Bilder: Boris Marberg
Text: Gerhard Paproth

 

An der Hochschule Hannover ist der Studiengang Modedesign Teil einer Gruppe von insgesamt 15 Masterstudiengängen (Medien, Information, Design) und stellt die Aspekte Nachhaltigkeit, Digitalisierung und Ethik als inhaltliche Schwerpunkte heraus. Im Rahmen dessen fordert sie die „Entfaltung individueller Handlungsspielräume und Entscheidungsfreiräume“ für selbstbestimmte Gestaltung.
Besonders erwähnt wird bei der Selbstbeschreibung eine Spezialisierungsoption auf nachaltige Designstrategien, auf Männermode und auf geschlechterübergreifende Enby-Mode (nonbinary). Damit wird formal schon eine ideologische Ausprägung angedeutet, die zwar kein Alleinstellungsmerkmal darstellt, aber doch den Geist des Modedesigns vorprägt und strukturell institutionalisiert.

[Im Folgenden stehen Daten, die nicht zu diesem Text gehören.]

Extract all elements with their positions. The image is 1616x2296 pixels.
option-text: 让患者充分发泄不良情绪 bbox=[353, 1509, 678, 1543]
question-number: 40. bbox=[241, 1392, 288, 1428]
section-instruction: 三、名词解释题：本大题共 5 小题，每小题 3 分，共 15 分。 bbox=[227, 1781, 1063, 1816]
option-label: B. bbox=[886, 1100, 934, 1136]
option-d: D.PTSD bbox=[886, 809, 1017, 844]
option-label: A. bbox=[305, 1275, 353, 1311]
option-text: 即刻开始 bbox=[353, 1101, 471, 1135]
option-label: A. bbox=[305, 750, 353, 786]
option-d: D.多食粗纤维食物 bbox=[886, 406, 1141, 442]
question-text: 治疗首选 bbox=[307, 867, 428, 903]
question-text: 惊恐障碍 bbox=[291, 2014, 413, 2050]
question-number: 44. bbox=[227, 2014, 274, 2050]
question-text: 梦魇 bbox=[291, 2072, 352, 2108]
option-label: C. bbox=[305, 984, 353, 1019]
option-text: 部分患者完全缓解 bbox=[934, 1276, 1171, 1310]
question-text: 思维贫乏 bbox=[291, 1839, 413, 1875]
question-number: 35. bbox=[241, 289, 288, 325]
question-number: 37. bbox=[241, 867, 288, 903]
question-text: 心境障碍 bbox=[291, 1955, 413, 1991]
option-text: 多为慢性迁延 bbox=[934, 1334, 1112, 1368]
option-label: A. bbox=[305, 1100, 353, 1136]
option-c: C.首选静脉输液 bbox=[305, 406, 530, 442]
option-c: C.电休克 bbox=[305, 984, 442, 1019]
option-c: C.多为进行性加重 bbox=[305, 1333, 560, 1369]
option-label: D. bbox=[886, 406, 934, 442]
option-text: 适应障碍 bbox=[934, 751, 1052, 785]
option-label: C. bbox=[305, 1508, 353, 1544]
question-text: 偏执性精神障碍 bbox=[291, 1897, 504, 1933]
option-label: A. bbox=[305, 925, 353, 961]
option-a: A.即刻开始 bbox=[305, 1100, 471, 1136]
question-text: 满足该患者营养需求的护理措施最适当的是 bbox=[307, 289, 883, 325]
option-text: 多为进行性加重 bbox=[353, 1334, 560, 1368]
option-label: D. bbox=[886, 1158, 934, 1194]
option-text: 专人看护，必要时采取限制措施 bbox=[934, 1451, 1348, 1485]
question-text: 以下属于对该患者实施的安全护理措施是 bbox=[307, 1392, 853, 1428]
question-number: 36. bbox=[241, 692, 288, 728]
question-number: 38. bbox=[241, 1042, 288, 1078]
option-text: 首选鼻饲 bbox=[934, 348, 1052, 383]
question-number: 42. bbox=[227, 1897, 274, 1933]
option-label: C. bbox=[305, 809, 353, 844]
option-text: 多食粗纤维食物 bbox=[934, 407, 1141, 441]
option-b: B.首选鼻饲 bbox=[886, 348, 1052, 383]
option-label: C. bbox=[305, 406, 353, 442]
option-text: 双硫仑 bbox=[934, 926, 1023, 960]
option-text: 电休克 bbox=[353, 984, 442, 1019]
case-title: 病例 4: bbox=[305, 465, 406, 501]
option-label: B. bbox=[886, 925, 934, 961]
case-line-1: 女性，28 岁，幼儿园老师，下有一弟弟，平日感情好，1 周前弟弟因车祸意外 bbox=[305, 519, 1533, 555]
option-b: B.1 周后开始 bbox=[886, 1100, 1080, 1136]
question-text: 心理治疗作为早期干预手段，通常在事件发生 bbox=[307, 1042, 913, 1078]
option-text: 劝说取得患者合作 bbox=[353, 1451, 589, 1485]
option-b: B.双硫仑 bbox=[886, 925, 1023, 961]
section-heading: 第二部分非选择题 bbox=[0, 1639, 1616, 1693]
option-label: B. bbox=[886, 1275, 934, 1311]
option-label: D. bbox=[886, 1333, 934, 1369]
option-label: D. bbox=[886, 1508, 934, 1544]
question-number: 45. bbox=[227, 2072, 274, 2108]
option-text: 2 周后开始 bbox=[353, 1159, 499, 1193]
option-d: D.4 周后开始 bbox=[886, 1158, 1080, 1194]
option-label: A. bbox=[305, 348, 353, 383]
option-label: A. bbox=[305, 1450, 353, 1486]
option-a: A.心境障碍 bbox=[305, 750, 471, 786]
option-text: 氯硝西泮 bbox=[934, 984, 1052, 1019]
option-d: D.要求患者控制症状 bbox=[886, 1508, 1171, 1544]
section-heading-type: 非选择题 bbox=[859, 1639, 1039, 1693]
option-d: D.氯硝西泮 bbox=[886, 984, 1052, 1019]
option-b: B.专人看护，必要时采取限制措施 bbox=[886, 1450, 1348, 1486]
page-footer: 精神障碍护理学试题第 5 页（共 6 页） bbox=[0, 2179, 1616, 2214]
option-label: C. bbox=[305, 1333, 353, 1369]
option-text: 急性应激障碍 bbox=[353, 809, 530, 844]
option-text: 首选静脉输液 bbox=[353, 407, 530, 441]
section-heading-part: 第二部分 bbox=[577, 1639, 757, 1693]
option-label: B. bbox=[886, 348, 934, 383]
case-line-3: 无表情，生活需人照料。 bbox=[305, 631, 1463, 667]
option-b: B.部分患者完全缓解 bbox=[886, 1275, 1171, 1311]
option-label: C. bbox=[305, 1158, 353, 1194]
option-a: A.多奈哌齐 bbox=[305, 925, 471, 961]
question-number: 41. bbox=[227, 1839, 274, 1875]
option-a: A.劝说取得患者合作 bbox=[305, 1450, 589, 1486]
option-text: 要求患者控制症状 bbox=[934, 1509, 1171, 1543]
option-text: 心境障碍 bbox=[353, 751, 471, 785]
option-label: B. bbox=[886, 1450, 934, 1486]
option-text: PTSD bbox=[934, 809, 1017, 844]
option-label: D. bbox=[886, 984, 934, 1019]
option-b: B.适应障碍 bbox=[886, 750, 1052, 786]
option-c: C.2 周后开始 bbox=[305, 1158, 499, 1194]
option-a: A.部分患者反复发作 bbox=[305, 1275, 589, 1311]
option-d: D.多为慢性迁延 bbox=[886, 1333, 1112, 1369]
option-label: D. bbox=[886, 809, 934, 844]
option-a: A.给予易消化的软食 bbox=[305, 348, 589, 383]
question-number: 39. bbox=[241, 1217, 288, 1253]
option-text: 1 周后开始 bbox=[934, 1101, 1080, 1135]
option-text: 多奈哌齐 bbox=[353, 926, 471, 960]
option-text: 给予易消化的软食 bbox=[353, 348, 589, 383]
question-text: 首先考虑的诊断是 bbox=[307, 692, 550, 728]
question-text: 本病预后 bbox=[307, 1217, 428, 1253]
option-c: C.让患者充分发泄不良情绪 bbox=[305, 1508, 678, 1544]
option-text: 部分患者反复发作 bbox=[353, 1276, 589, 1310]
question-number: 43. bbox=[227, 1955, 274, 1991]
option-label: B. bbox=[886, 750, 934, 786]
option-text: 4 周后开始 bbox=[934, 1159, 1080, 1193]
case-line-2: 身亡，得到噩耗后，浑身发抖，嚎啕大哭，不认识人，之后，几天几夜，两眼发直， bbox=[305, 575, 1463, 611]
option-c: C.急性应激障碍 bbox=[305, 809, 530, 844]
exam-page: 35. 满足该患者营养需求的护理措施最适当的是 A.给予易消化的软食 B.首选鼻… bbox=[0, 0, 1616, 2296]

Die gezeigten Kollektionen und die Kataloghinweise bestätigen auch klar, dass die Basis des Modemachens wesentlich ideell (oder ideologisch) geprägt ist bzw. sein sollte und die Suche nach visuellen Konzepten und ästhetischen Qualitäten bestenfalls eine untergeordnete Rolle spielt. Nur wenige, sich behauptende Ausnahmen bestätigen die Regel.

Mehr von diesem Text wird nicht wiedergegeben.